If a company wants to run ads alongside an episode of The Simpsons on Hulu or TV.com it will cost the advertiser about $60 per thousand viewers, according to Bloomberg. On prime-time TV that same ad will cost somewhere between $20 and $40 per thousand viewers.
Why the reversal? Targeting and engagement. Online viewers have to actively seek out the program they want to watch, so advertisers end up with a guaranteed "captive" audience for their commercial every time someone clicks play on Hulu or TV.com.
Also, fewer online ads means viewers are twice as likely to remember a commercial they've seen on Hulu than on television, Bloomberg reported.

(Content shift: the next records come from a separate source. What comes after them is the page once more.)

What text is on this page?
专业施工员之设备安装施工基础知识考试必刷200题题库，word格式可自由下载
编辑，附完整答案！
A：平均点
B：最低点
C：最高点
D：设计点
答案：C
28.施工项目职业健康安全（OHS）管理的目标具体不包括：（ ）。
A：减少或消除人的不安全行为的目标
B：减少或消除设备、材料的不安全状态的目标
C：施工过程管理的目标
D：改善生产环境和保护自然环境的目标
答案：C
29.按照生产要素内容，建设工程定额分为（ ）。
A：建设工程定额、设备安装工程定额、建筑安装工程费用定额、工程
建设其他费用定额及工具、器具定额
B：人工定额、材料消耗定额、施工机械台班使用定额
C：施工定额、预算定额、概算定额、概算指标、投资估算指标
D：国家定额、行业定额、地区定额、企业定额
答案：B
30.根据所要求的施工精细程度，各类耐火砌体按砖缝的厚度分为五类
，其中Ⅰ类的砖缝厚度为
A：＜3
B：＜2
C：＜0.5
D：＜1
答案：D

The challenge for the networks, whose total prime-time audience shrank 3.6 percent last season, is that Web viewing and ad sales, while increasing, are still too small to replace traditional revenue sources.
Therein lies the danger. Networks risk siphoning off prime-time audiences with lots of inventory and higher sales volumes to sites with less inventory and lower ad sales volume.
A “Simpsons” episode on Hulu has just 37 seconds of ads, for example. A broadcast episode has nine minutes and produces three times the revenue per viewer at half the price.
So cannibalization remains an obvious danger.